Under the Act, property can be confiscated if the state is able to prove beyond a balance of probabilities that it is an instrument of unlawful activity or the proceeds of unlawful activity (ss. 1-2, 16). No criminal charges are required, and the standard is lower than for a criminal conviction. The provincial government had called for reform in opposition, but currently has no plans to reform the system.
Lawyer Bibhas Vaze is defending a homeowner who is alleged to have trafficked large amounts of marijuana. They say that they were growing it medically, and have licenses from Health Canada. Their home has been sold, and the proceeds are being held awaiting the trial outcome.

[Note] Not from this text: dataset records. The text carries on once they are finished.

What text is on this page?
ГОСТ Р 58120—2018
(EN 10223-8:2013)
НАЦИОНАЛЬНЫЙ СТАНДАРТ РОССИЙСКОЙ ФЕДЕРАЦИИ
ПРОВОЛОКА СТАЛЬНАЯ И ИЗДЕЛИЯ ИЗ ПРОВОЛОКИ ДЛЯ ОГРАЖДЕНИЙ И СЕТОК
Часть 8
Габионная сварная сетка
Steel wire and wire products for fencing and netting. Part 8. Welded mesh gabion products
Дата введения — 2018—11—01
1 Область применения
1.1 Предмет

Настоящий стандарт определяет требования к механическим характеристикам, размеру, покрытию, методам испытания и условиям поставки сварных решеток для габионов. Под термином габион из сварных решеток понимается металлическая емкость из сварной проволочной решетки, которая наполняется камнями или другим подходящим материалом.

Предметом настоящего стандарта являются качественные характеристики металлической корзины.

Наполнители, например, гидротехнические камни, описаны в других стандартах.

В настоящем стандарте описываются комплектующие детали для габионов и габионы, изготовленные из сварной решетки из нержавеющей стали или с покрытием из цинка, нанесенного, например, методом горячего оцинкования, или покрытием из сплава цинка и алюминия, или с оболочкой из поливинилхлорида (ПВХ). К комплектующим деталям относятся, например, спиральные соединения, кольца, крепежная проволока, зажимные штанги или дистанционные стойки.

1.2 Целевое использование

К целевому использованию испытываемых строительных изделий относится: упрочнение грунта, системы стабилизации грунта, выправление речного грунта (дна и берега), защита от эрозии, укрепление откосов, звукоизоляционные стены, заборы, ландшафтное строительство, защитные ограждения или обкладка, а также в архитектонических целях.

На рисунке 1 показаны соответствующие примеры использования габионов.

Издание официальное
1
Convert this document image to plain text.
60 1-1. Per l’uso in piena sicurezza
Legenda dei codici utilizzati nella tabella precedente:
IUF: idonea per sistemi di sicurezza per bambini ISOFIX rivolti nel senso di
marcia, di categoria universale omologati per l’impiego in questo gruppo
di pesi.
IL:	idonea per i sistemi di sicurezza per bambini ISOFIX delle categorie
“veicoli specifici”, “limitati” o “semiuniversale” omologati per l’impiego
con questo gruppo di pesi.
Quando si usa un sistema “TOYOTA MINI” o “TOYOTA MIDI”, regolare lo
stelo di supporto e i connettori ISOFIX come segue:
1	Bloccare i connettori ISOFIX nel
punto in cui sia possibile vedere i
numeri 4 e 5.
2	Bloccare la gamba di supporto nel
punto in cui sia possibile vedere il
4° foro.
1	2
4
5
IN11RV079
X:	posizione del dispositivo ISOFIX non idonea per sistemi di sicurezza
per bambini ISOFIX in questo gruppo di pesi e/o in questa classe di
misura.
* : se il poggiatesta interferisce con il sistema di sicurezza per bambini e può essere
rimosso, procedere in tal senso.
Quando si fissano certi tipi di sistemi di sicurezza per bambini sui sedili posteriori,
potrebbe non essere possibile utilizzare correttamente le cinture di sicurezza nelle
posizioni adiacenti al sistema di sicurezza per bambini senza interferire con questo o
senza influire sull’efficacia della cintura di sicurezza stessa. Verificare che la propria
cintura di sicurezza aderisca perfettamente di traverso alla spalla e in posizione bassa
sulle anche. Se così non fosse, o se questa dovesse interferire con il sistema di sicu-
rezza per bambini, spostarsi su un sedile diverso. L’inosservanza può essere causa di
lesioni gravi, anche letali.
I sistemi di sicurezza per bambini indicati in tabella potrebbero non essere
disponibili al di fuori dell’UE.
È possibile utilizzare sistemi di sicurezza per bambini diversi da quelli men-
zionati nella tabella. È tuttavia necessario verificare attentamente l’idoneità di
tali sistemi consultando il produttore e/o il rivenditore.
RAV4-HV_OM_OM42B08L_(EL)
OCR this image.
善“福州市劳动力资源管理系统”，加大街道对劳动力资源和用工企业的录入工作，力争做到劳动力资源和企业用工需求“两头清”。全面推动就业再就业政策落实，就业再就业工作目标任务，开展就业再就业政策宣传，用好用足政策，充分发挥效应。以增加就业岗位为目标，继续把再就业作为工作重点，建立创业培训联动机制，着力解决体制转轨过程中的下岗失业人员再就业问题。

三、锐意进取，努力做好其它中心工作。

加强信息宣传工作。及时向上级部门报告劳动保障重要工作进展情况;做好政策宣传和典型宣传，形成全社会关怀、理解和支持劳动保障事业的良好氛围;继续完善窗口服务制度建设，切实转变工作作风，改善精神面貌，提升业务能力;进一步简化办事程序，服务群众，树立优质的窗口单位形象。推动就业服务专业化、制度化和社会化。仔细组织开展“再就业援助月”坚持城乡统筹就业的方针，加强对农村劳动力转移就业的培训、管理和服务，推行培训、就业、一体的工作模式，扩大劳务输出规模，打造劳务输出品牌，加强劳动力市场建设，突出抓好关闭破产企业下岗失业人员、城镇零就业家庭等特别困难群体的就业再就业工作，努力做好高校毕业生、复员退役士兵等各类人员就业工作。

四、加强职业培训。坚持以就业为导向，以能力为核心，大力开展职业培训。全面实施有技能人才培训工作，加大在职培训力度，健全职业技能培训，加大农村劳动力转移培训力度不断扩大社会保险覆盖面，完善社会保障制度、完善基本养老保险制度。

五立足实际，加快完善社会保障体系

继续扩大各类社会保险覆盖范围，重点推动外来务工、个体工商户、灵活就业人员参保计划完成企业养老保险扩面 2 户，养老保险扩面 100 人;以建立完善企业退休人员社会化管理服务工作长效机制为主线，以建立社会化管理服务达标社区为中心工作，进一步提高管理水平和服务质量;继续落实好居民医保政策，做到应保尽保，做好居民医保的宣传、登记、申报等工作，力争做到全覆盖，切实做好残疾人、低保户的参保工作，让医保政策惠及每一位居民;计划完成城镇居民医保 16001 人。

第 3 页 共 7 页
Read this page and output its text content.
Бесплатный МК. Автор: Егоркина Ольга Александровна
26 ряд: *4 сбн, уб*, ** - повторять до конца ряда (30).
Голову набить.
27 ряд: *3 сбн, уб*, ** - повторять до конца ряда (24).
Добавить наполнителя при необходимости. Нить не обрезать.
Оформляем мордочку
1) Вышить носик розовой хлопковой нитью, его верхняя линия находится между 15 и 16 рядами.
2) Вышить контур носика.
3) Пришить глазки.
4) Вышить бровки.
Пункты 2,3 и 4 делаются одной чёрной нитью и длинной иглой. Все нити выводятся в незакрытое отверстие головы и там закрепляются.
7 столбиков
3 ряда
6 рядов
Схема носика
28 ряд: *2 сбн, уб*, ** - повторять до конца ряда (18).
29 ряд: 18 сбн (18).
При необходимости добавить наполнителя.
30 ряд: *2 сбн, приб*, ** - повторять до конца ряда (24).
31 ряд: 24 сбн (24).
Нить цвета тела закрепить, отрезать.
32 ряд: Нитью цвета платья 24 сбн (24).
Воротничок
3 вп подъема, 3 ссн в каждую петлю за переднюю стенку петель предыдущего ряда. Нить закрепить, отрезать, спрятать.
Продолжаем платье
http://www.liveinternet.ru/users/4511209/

As the Charter does not directly protect private property rights, it appears there are a number of other arguments Mr. Vaze plans to make. First, he seeks a declaration that the right to remain silent should protect people facing civil forfeiture. Currently, the rules of disclosure resemble a civil case, where the defendant has to provide any relevant information and documents to the plaintiff. This means that in effect people are made to hand over information that can help the state prove its case. Second, he is arguing that Section 7 is breached because the consequences of civil forfeiture can be grossly disproportionate to the alleged crimes that trigger it.
Between this and another case which will be heard in April, 2018 should help to clear up whether the concerns with civil forfeiture are merely policy problems, or actually violate the constitution.